Monday, June 30, 2008

Our Knowledge of the Musical World

I picked up an interesting tidbit about a recent performance of Olivier Messiaen's Turangalîla-Symphonie. One of the critics who attended the performance sent a message to the conductor to the effect that, even after preparing himself by attending a lecture about the work, he still did not understand it and did not know what to write; so he did not write a review of the performance. My immediate reaction was that this was the most honest act in journalism I had encountered in many years (which, when you think about it, carries the pathetic implication that the best place to find honesty is on the Arts pages). On the other hand I cannot help but be reminded of the final entry in the Tractatus Logico-Philosophicus of Ludwig Wittgenstein:

Wovon man nich sprechen kann, darüber muß man schweigen.

[What we cannot speak about we must pass over in silence.]

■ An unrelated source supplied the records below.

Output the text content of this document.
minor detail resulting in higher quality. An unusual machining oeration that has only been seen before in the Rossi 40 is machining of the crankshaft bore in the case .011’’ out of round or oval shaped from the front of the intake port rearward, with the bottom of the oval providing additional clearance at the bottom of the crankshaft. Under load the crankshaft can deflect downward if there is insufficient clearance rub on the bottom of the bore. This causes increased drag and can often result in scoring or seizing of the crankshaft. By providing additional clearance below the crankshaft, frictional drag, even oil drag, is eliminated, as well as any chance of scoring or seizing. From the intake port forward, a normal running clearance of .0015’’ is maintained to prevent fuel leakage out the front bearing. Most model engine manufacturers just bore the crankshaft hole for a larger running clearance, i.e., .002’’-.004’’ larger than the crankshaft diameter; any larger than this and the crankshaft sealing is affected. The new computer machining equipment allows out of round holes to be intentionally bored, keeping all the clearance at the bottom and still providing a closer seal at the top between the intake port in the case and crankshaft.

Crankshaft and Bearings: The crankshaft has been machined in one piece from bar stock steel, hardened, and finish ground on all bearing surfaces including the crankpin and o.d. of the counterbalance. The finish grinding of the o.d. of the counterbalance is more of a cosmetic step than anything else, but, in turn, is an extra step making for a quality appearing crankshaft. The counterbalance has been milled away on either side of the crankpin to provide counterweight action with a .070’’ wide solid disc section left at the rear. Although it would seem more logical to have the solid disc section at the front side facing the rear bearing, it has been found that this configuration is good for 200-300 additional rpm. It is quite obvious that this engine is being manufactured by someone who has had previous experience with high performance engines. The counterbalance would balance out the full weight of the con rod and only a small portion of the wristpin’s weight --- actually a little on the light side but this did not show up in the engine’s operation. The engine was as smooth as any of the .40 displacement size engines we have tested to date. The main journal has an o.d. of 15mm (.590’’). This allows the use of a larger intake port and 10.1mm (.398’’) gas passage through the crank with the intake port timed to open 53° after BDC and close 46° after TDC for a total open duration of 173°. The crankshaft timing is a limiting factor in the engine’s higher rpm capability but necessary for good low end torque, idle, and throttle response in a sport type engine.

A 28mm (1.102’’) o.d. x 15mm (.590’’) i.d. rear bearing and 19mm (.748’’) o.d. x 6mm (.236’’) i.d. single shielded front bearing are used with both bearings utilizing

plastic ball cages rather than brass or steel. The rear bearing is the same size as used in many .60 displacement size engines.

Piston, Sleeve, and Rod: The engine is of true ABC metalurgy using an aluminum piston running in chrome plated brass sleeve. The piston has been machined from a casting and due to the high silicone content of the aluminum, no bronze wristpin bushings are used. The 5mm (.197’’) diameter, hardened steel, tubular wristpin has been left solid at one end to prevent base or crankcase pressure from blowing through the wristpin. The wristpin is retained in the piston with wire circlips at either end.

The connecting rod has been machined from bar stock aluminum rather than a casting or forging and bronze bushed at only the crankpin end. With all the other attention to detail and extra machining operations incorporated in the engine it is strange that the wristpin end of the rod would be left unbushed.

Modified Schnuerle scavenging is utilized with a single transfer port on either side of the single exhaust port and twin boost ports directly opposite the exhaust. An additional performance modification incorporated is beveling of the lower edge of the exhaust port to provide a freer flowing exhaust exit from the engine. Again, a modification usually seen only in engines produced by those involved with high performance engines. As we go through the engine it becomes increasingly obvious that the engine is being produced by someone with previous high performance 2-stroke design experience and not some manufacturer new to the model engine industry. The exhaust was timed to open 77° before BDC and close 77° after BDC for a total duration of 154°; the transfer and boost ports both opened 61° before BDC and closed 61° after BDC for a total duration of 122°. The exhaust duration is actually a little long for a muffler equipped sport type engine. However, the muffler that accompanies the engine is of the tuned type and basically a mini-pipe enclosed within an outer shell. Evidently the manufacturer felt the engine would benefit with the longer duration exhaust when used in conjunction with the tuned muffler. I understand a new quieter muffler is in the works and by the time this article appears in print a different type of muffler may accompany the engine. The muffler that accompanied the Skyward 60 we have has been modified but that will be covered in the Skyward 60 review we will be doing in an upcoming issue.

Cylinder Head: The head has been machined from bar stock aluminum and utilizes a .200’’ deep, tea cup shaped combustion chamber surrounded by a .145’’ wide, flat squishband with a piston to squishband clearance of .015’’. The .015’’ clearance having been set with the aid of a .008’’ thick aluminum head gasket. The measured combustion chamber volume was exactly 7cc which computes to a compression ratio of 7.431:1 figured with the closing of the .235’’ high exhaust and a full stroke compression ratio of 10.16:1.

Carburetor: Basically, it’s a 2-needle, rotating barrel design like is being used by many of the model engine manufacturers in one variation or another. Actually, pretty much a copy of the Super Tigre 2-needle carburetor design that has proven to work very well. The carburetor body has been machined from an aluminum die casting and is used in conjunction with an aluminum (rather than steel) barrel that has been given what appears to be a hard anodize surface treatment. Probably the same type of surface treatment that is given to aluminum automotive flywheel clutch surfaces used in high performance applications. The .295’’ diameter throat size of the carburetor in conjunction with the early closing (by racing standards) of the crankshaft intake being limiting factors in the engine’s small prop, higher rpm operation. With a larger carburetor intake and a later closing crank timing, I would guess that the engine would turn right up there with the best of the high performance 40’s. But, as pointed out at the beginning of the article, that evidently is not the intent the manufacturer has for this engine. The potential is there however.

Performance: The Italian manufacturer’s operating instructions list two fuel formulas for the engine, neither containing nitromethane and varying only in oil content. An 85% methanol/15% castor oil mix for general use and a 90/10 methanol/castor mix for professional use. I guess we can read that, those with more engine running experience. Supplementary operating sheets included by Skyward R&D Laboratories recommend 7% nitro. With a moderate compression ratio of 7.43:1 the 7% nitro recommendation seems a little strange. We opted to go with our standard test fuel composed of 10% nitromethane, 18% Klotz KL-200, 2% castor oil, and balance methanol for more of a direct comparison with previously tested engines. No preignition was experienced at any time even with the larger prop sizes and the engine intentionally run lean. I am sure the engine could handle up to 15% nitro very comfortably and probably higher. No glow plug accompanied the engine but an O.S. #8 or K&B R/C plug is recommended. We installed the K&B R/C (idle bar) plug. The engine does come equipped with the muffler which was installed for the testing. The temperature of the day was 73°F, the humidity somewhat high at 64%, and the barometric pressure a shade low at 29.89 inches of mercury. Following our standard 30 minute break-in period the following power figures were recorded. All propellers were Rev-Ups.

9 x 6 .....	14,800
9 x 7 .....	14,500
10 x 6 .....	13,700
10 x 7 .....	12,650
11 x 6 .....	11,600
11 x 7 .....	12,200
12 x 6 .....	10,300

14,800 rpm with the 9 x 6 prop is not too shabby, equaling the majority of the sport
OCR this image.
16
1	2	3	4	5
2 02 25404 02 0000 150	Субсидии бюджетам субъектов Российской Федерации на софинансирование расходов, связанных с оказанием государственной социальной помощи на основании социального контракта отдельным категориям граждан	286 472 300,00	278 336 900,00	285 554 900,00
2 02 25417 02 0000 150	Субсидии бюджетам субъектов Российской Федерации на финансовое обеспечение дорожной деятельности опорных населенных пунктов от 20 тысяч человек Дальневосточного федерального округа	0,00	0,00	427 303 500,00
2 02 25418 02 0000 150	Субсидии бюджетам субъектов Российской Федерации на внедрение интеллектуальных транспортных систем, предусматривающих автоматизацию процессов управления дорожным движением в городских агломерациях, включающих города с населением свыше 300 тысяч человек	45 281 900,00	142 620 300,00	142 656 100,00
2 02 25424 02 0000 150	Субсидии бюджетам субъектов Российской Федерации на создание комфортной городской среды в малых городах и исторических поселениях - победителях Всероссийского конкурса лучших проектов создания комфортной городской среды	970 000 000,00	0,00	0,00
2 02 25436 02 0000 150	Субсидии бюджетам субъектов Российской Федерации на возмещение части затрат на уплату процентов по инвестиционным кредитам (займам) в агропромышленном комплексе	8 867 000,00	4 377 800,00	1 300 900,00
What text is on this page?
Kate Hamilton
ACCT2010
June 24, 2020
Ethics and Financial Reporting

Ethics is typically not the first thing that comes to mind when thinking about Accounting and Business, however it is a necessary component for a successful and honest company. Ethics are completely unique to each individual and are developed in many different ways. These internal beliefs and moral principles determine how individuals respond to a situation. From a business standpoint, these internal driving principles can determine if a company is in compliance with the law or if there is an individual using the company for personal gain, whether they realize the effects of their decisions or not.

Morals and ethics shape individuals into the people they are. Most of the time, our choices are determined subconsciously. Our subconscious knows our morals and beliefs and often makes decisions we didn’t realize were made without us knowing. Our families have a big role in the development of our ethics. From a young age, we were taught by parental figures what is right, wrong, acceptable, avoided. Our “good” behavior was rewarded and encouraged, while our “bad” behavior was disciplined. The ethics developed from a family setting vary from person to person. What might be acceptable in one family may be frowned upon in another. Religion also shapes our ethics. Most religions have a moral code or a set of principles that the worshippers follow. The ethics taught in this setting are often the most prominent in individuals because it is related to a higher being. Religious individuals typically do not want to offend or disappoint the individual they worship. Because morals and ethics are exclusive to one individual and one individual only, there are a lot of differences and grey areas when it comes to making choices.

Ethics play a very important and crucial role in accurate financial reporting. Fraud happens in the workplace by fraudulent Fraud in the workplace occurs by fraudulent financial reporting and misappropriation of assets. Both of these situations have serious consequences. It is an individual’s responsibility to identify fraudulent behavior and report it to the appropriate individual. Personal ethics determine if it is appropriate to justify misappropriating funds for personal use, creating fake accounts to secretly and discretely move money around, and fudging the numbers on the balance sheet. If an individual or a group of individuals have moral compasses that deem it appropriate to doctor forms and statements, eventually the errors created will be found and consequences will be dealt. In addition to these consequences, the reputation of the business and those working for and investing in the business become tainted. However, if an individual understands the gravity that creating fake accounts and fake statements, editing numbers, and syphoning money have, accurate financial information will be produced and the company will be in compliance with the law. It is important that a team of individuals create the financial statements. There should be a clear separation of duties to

However, I believe it is important to read this text in the light of two other philosophers, one of whom preceded Wittgenstein and one of whom followed him. The predecessor is Plato on ground that I have visited many times concerned with the intimate relationship that exists between knowledge and description. The more recent philosopher is Richard Rorty, who talked about "keeping the conversation going" as a (if not the) major obligation of philosophy. Put another way, much (if not most) of what we know emerges from our "conversations" with others. This is true whatever we may "acquire" through our personal experiences; and it comes about through the extent to which we share those experiences. This reflects back on Plato to the extent that much of that sharing derives from our capacity to describe the experiences. Some of us can achieve such description through musical performances or "works of art" (as when Igor Stravinsky once told a television audience, "I don't want to tell you more, I only want to play you more"); but the rest of us all-too-humans usually cannot get at description by any means other than through our command of the language(s) we speak!

This raises at least a potential paradox of knowledge acquisition: Can that "local critic" in San Mateo ever get beyond passing over Messiaen in silence? To be even more reductive and trying to deftly avoid those who try to play Beethoven to a child still in the womb, we come into this world with no experience of having heard Messiaen (and, for the sake of argument, let us assume Ludwig van Beethoven, as well). Yet many of us eventually come to a position from which we feel we can speak about Beethoven. Can we say anything "developmentally" about how we get there? My own stab at answering this question (heavily informed by the work of Gerald Edelman) is that we have the ability to build up our own experience base; and, as we do so, we begin to form perceptual categories, which we can invoke to inform our speech. However, experience does not come overnight; so it would probably be unreasonable to expect a newspaper critic to bring himself up to speed on Messiaen for the sake of submitting a review on time!

Nevertheless, if we move beyond the specifics of Messiaen or Beethoven, my "Platonic" view of knowledge allows for the possibility that we can prepare ourselves for the task of describing new music (unless it springs from an abstraction that is deliberately removed from all experience bases). This takes us back to my favorite quote from Stravinsky:

Others let the ears be present and they don't make an effort to understand. To listen is an effort, and just to hear is no merit. A duck hears also.

In light of Edelman's insights, what separates us from ducks is the richness of perceptual categories we can manage in the course of our perceptions. From a strictly personal point of view, it took me quite some time (including several feeble efforts at trying to play some of the stuff) to build up some perceptual categories to inform my having anything to say (at least in Wittgenstein's sense) about Messiaen! Thus, what Stravinsky calls "an effort to understand" may ultimately come down to allowing oneself to acquire as broad an experience base of listening to (if not playing) music as "world enough and time" can allow, because it is only through those experiences that perceptual categories will emerge, primarily as a consequence of the cerebral cortex doing what nature has endowed it with the capacity to do; and, the richer the base of categories we acquire, the less we have to worry about passing over in silence!